O evento de divulgação dos resultados trimestrais da Xiaomi não deixou de trazer algumas revelações importantes do presidente da empresa, Lu Weibing. Segundo ele, a empresa pretende lançar seus veículos elétricos no mercado europeu até 2027. Para uma jovem montadora chinesa, essa é uma meta bastante ambiciosa, dadas as condições do mercado internacional.
Fonte da imagem: Xiaomi
Esta não é a primeira declaração da diretoria da Xiaomi sobre suas intenções de começar a exportar oficialmente veículos elétricos para fora da China, mas pela primeira vez uma direção geográfica específica é definida em relação ao cronograma. A Europa é um dos três maiores mercados globais de veículos elétricos, portanto, o interesse dos fabricantes chineses em se estabelecer nessa região é compreensível.
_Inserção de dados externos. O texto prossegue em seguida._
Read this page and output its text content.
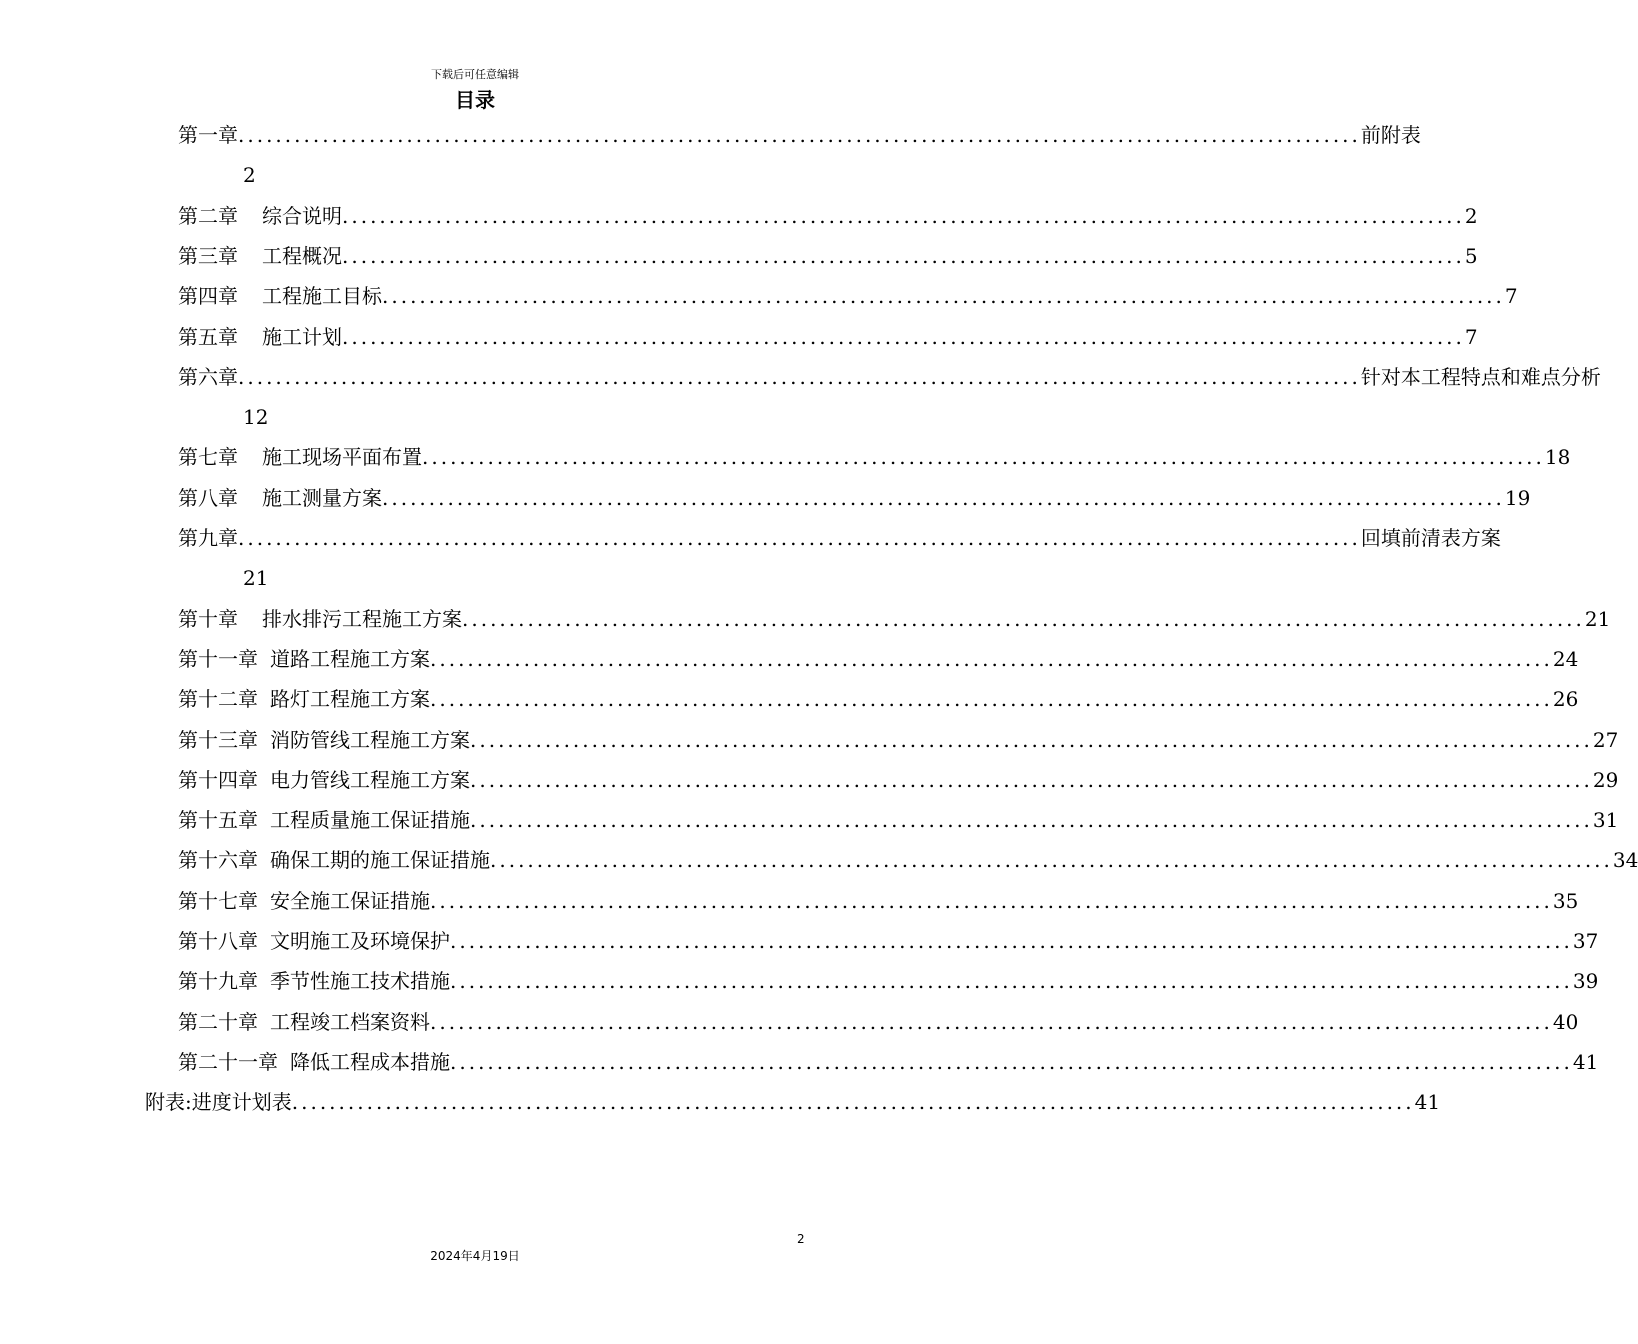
下载后可任意编辑
目录
第一章 ........................................................................................................................ 前附表
2
第二章 综合说明 ........................................................................................................................ 2
第三章 工程概况 ........................................................................................................................ 5
第四章 工程施工目标 ........................................................................................................................ 7
第五章 施工计划 ........................................................................................................................ 7
第六章 ........................................................................................................................ 针对本工程特点和难点分析
12
第七章 施工现场平面布置 ........................................................................................................................ 18
第八章 施工测量方案 ........................................................................................................................ 19
第九章 ........................................................................................................................ 回填前清表方案
21
第十章 排水排污工程施工方案 ........................................................................................................................ 21
第十一章 道路工程施工方案 ........................................................................................................................ 24
第十二章 路灯工程施工方案 ........................................................................................................................ 26
第十三章 消防管线工程施工方案 ........................................................................................................................ 27
第十四章 电力管线工程施工方案 ........................................................................................................................ 29
第十五章 工程质量施工保证措施 ........................................................................................................................ 31
第十六章 确保工期的施工保证措施 ........................................................................................................................ 34
第十七章 安全施工保证措施 ........................................................................................................................ 35
第十八章 文明施工及环境保护 ........................................................................................................................ 37
第十九章 季节性施工技术措施 ........................................................................................................................ 39
第二十章 工程竣工档案资料 ........................................................................................................................ 40
第二十一章 降低工程成本措施 ........................................................................................................................ 41
附表: 进度计划表 ........................................................................................................................ 41
2
2024年4月19日
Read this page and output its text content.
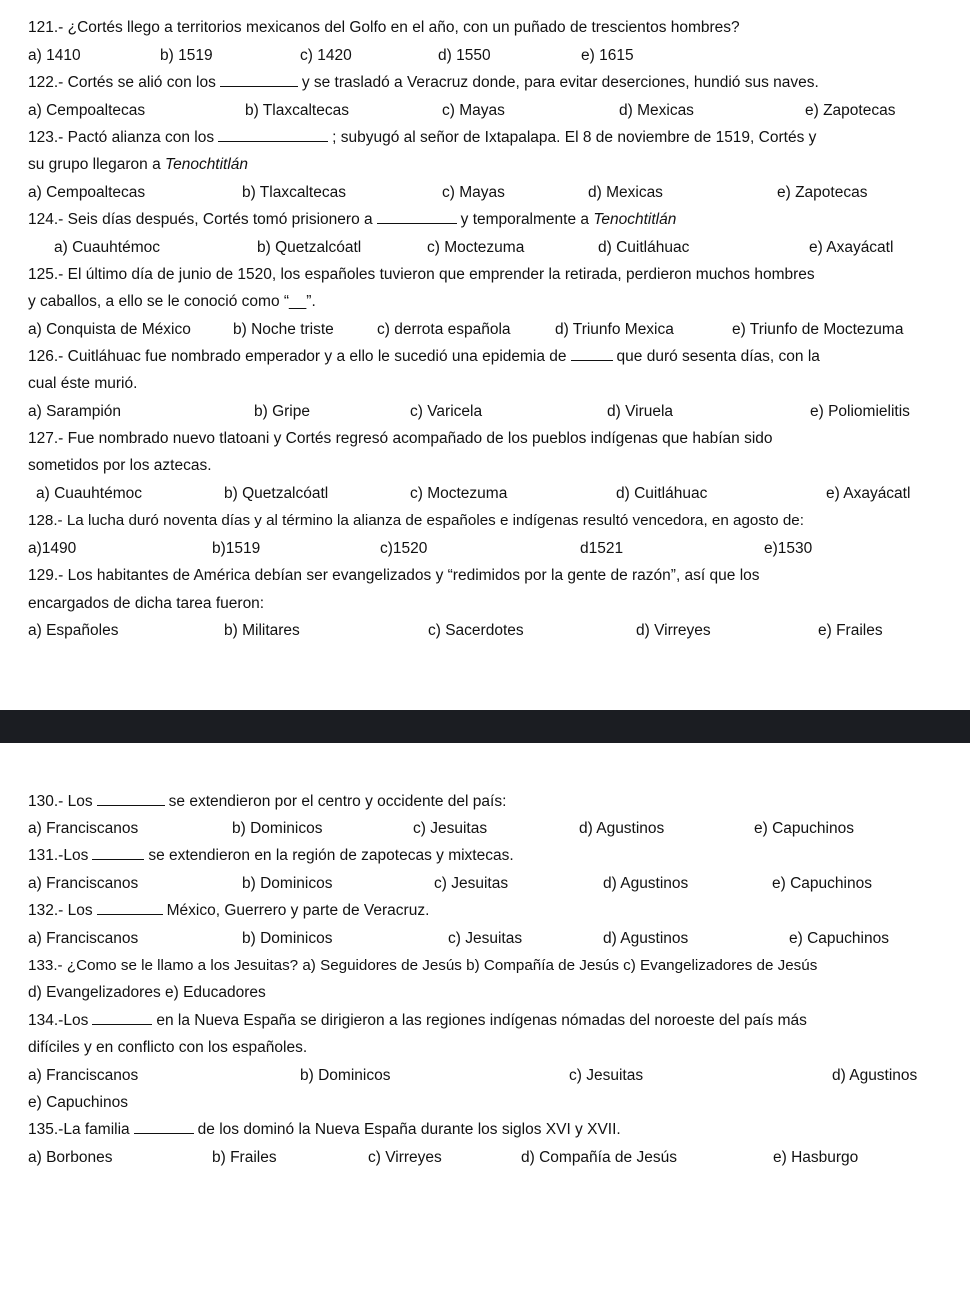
121.- ¿Cortés llego a territorios mexicanos del Golfo en el año, con un puñado de trescientos hombres?
a) 1410	b) 1519	c) 1420	d) 1550	e) 1615
122.- Cortés se alió con los	y se trasladó a Veracruz donde, para evitar deserciones, hundió sus naves.
a) Cempoaltecas	b) Tlaxcaltecas	c) Mayas	d) Mexicas	e) Zapotecas
123.- Pactó alianza con los	; subyugó al señor de Ixtapalapa. El 8 de noviembre de 1519, Cortés y
su grupo llegaron a Tenochtitlán
a) Cempoaltecas	b) Tlaxcaltecas	c) Mayas	d) Mexicas	e) Zapotecas
124.- Seis días después, Cortés tomó prisionero a	y temporalmente a Tenochtitlán
a) Cuauhtémoc	b) Quetzalcóatl	c) Moctezuma	d) Cuitláhuac	e) Axayácatl
125.- El último día de junio de 1520, los españoles tuvieron que emprender la retirada, perdieron muchos hombres
y caballos, a ello se le conoció como “__”.
a) Conquista de México	b) Noche triste	c) derrota española	d) Triunfo Mexica	e) Triunfo de Moctezuma
126.- Cuitláhuac fue nombrado emperador y a ello le sucedió una epidemia de	que duró sesenta días, con la
cual éste murió.
a) Sarampión	b) Gripe	c) Varicela	d) Viruela	e) Poliomielitis
127.- Fue nombrado nuevo tlatoani y Cortés regresó acompañado de los pueblos indígenas que habían sido
sometidos por los aztecas.
a) Cuauhtémoc	b) Quetzalcóatl	c) Moctezuma	d) Cuitláhuac	e) Axayácatl
128.- La lucha duró noventa días y al término la alianza de españoles e indígenas resultó vencedora, en agosto de:
a)1490	b)1519	c)1520	d1521	e)1530
129.- Los habitantes de América debían ser evangelizados y “redimidos por la gente de razón”, así que los
encargados de dicha tarea fueron:
a) Españoles	b) Militares	c) Sacerdotes	d) Virreyes	e) Frailes
130.- Los	se extendieron por el centro y occidente del país:
a) Franciscanos	b) Dominicos	c) Jesuitas	d) Agustinos	e) Capuchinos
131.-Los	se extendieron en la región de zapotecas y mixtecas.
a) Franciscanos	b) Dominicos	c) Jesuitas	d) Agustinos	e) Capuchinos
132.- Los	México, Guerrero y parte de Veracruz.
a) Franciscanos	b) Dominicos	c) Jesuitas	d) Agustinos	e) Capuchinos
133.- ¿Como se le llamo a los Jesuitas? a) Seguidores de Jesús b) Compañía de Jesús c) Evangelizadores de Jesús
d) Evangelizadores e) Educadores
134.-Los	en la Nueva España se dirigieron a las regiones indígenas nómadas del noroeste del país más
difíciles y en conflicto con los españoles.
a) Franciscanos	b) Dominicos	c) Jesuitas	d) Agustinos
e) Capuchinos
135.-La familia	de los dominó la Nueva España durante los siglos XVI y XVII.
a) Borbones	b) Frailes	c) Virreyes	d) Compañía de Jesús	e) Hasburgo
O problema é que as autoridades locais começaram a aumentar as tarifas alfandegárias na esperança de proteger a indústria automobilística regional da expansão dos concorrentes chineses.
A política tarifária das autoridades aduaneiras da UE ainda não foi definida para os produtos da Xiaomi, mas, considerando o pior cenário, a taxa pode chegar a 48%. O mercado americano também é formalmente atrativo para fabricantes de veículos elétricos, mas, sem a localização, os produtos de marcas chinesas estão sujeitos a um imposto de importação de 100%. De fato, isso torna a exportação de veículos elétricos chineses para os Estados Unidos impraticável. Além disso, a Tesla domina o mercado local com seus produtos fabricados localmente. A própria Xiaomi pretende se tornar uma das cinco maiores montadoras do mundo nas próximas duas décadas, portanto, não conseguirá isso sem desenvolver mercados de exportação. Muitos concorrentes chineses também veem a Europa como uma área prioritária para expansão das exportações. A BYD, por exemplo, devido à sua grande solidez financeira e impostos de importação humanizados, conseguiu obter um bom sucesso como fornecedora chinesa no mercado europeu.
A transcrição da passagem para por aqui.